Cal Best - PSAC Co-Founder

James Calbert (Cal) Best was born in New Glasgow NS July 12, 1926, the son of Dr. Carrie Best and Albert Best. When Cal was a 15 year old boy, his mother Carrie took him to the Roseland Theater in New Glasgow. After hearing the story of three black teenage girls who were forcefully removed from the whites only section of the theatre, Dr. Best and Cal went to the Roseland theatre and purchased tickets for a movie. In solidarity with the young girls, they sat in the white’s only section; both were forcefully removed by police and charged.

The Bests sued the theatre and fought the charges, challenging the legal justification of the theatre’s segregation policy, but unfortunately they lost the case.
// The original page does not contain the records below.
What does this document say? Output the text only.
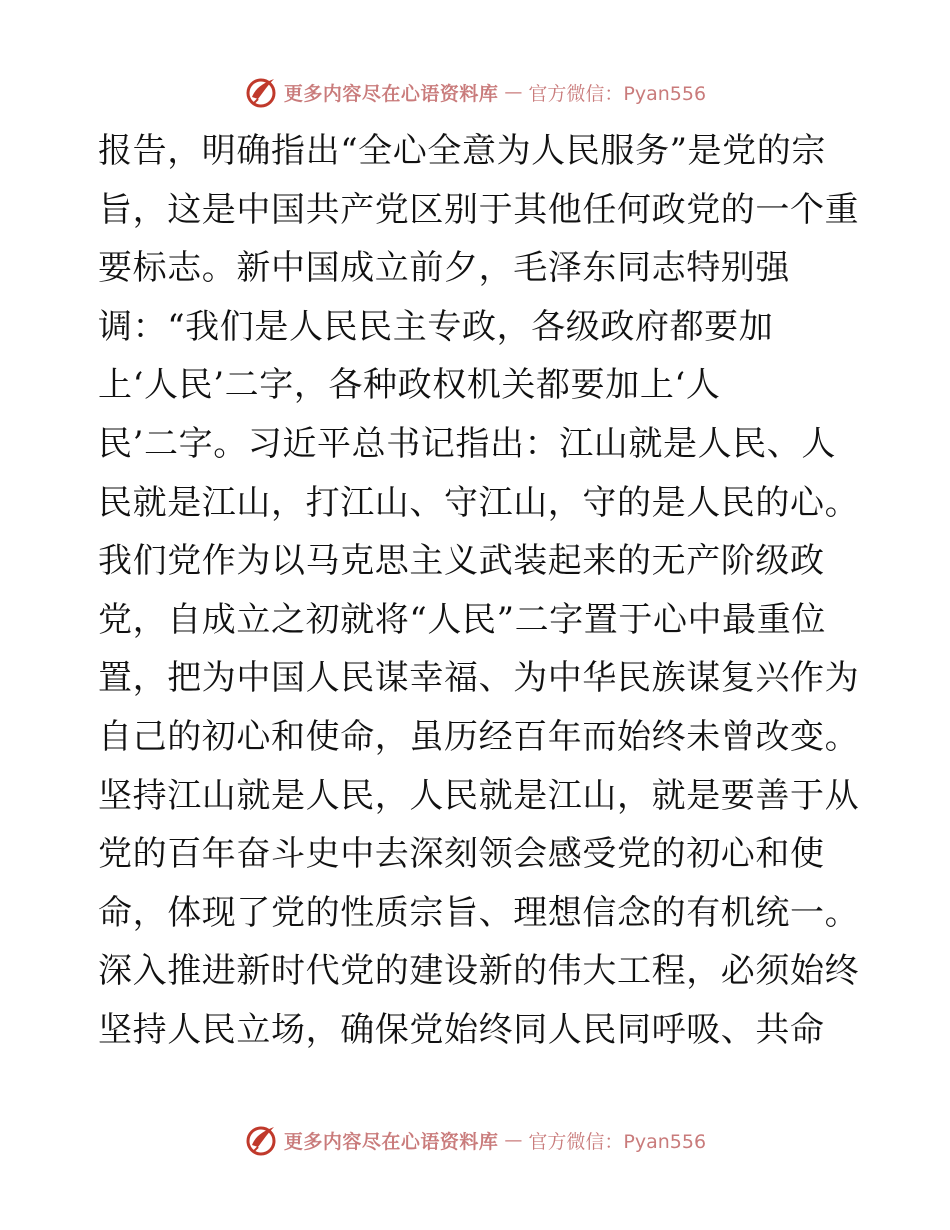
更多内容尽在心语资料库 — 官方微信：Pyan556
报告，明确指出“全心全意为人民服务”是党的宗
旨，这是中国共产党区别于其他任何政党的一个重
要标志。新中国成立前夕，毛泽东同志特别强
调：“我们是人民民主专政，各级政府都要加
上‘人民’二字，各种政权机关都要加上‘人
民’二字。习近平总书记指出：江山就是人民、人
民就是江山，打江山、守江山，守的是人民的心。
我们党作为以马克思主义武装起来的无产阶级政
党，自成立之初就将“人民”二字置于心中最重位
置，把为中国人民谋幸福、为中华民族谋复兴作为
自己的初心和使命，虽历经百年而始终未曾改变。
坚持江山就是人民，人民就是江山，就是要善于从
党的百年奋斗史中去深刻领会感受党的初心和使
命，体现了党的性质宗旨、理想信念的有机统一。
深入推进新时代党的建设新的伟大工程，必须始终
坚持人民立场，确保党始终同人民同呼吸、共命
更多内容尽在心语资料库 — 官方微信：Pyan556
This injustice helped inspire the founding of The Clarion, the first black owned and published paper in Nova Scotia. Launched in 1946 by Carrie and Cal Best, The Clarion became a very important voice for black Nova Scotians.

The paper also became the champion for another case of segregation at the same theatre. Again, a black woman entered the Roseland theatre, sat in the white’s only section, and was removed by police.

Because the seat she purchased was one penny cheaper than the seat she occupied, she was charged with tax evasion. The Clarion became a champion for her cause and attempted to fund raise for a legal challenge as she fought the charges, but they came up short.

In 2010, 45 years after her death, the Nova Scotia Superior Court granted a full posthumous pardon – the first ever in Canada. In 2016 the Bank of Canada announced that this woman would appear as the first woman, and the first person of colour, on the Canadian ten dollar bill; her name was Viola Desmond.

After receiving a degree in Political Science and diploma in Journalism from the university of Kings College, Cal Best moved to Ottawa in 1949 to begin a career as a federal public sector worker. While working with the Department of Labour in Ottawa,

Best found it bizarre that the federal government would allow collective bargaining for federally regulated sectors but did not allow for collective bargaining with its own employees in the federal government.

Best set out to change that. He co-founded the Civil Service Association of Canada and became the first President of the PSAC in 1957 and continued to pursue collective bargaining rights for federal government employees.


In 1966, then Prime Minister Pearson announced he would enact free collective bargaining for federal government employees. The Civil Service Association founded by president Cal Best joined forces with the Civil Service Federation to form one union as the bargaining agent for federal government employees.

That merger formed the largest federal public sector union in the country then and now, the Public Service Alliance of Canada.

Civil Service Federation President Claude Edwards became the first president of CSAC, while Cal Best went on to a very successful public service life, becoming the first black assistant deputy minister ever appointed. He also became the first black High Commissioner of Canada when he was appointed as Canada’s High Commissioner for Trinidad and Tobago.

Cal Best retired in 1990 and passed away in 2007 at the age of 81. As a human rights activist, union activist, public servant and a founder of PSAC, the work and impact of James Calbert Best should never be forgotten.

This is an excerpt from the address of PSAC National President Chris Aylward to the YG Bargaining Conference Aug. 11, 2021.